Treatment must be ongoing. What will this mean?

When weight-loss drugs do work, they’re only effective while they’re being taken. This implies that to maintain the load off people have to keep taking them long run. One study found a mean weight reduction of greater than 17% after a 12 months on Ozempic became a mean net weight reduction of 5.6% greater than two years after stopping treatment.

We still don’t know the long-term unwanted side effects of medication like Ozempic.
Manop Boonpeng/Shutterstock

Short-term unwanted side effects of medication like Ozempic include dizziness, nausea, vomiting and other gastrointestinal upsets. But because these are latest drugs, we simply don’t have data to inform us if unwanted side effects will increase as people take them for longer periods.

Nor can we know if effectiveness will likely be reduced in the long run.
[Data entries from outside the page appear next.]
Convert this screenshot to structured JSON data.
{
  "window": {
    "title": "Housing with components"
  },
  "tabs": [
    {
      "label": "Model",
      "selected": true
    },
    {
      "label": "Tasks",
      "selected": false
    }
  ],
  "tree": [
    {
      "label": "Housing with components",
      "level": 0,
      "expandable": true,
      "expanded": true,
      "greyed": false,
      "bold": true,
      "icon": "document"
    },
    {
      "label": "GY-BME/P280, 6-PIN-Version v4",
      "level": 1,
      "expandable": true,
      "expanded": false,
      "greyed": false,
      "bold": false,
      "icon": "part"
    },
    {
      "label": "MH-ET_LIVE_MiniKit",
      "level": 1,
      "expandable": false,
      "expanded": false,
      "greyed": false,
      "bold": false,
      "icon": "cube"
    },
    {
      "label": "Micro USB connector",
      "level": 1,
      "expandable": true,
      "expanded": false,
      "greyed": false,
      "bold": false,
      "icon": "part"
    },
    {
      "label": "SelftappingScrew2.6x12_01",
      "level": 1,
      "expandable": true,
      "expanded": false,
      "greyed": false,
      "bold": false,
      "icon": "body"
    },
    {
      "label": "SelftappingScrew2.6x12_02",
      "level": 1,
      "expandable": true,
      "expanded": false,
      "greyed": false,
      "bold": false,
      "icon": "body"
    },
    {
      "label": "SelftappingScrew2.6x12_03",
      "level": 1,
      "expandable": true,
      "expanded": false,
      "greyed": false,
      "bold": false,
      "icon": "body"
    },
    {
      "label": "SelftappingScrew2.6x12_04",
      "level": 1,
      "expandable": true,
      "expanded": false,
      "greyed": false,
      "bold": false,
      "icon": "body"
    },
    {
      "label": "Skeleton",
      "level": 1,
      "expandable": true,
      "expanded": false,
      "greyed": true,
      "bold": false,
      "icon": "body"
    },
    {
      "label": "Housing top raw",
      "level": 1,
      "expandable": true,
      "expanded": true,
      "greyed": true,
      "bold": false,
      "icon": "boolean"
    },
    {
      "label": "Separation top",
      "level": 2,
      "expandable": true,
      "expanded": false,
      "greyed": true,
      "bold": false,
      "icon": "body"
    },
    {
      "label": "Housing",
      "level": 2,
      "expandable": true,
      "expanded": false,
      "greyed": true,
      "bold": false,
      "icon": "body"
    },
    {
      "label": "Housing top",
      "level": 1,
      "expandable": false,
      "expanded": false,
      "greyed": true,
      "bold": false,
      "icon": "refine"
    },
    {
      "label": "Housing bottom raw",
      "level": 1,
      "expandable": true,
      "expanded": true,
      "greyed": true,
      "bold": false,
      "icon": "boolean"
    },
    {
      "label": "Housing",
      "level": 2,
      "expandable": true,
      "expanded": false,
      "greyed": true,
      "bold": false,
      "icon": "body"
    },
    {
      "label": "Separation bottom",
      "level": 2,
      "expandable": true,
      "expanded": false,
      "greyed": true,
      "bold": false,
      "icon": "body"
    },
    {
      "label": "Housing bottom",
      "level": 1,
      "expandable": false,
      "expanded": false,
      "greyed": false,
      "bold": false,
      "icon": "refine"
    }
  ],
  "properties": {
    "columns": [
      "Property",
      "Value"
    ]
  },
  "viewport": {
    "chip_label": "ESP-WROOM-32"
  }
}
This is named drug tolerance and is documented for other long-term treatments akin to antidepressants and chemotherapies.

Biology is just a part of the story

For some people, using GLP-1-mimicking drugs like Ozempic will likely be validating and empowering. They will feel like their biology has been “normalised” in the identical way that blood pressure or cholesterol medication can return people to the “normal” range of measures.
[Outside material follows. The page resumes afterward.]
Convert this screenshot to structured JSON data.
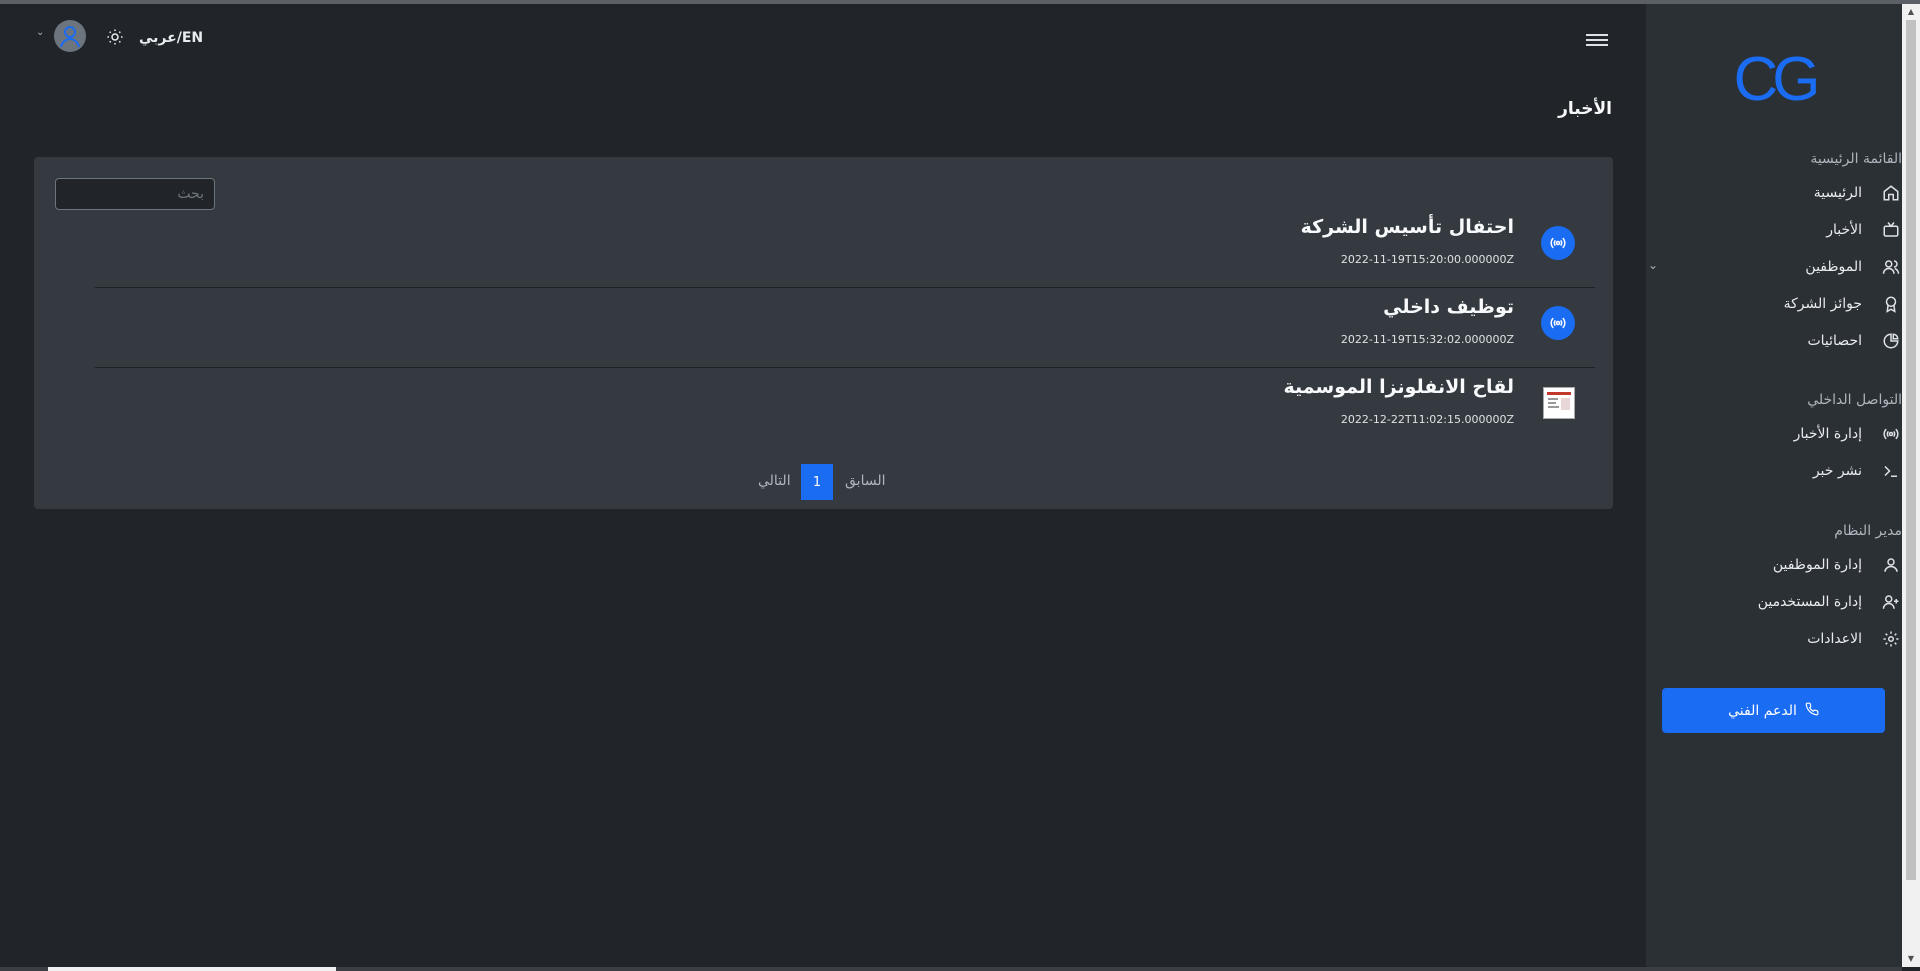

But biologically, obesity isn’t solely about GLP-1 activity with many other hormones, physical activity, and even our gut microbes involved.

Overall, obesity is complex and multifaceted. Obesity isn’t just driven by personal biology and alternative; it has social, cultural, political, environmental and economic determinants.

A weight-centred approach misses the remainder of the story

The weight-centred approach suggests that leading with thinness means health will follow. But changing appetite is just a part of the story in terms of health.

Obesity often co-exists with malnutrition. We attempt to separate the results in research using statistics, but specializing in the advantages of weight-loss drugs without addressing the underlying malnutrition means we aren’t prone to see the improved health outcomes in everyone who loses weight.



Obesity isn’t a problem detached from people

Even when it’s well-intentioned, the rhetoric across the joy of “ending the obesity epidemic” can harm people. Obesity doesn’t occur in isolation. It is people who find themselves obese. And the celebration and hype of those weight-loss drugs can reinforce harmful fat stigma.

Weight and health exist on a spectrum.
Zoran Zeremski/Shutterstock

The framing of those drugs as a “cure” exacerbates the binary view of thin versus fat, and healthy versus unhealthy. These usually are not binary outcomes which might be good or bad. Weight and health exist on a spectrum.

Ironically, while fat persons are told they should shed weight for his or her health, also they are shamed for “cheating” or taking shortcuts by utilizing medication.



Drugs are tools, not silver bullets

The creation of those drugs is a start, but they continue to be expensive, and the hype has been followed by shortages. Ultimately, complex challenges aren’t addressed with easy solutions. This is especially true when persons are involved, and much more so when there isn’t even an agreement on what the challenge is.

Many organisations and individuals see obesity is a disease and imagine this framing helps people to hunt treatment.

Others think it’s unnecessary to connect medical labels to body types and argue it confuses risk aspects (things which might be linked to increased risk of illness) with illness itself.

Regardless, two things will at all times remain true. Drugs can only ever be tools, and people tools should be applied in a context. To use these tools ethically, we’d like to stay mindful of who this application harms along the way in which.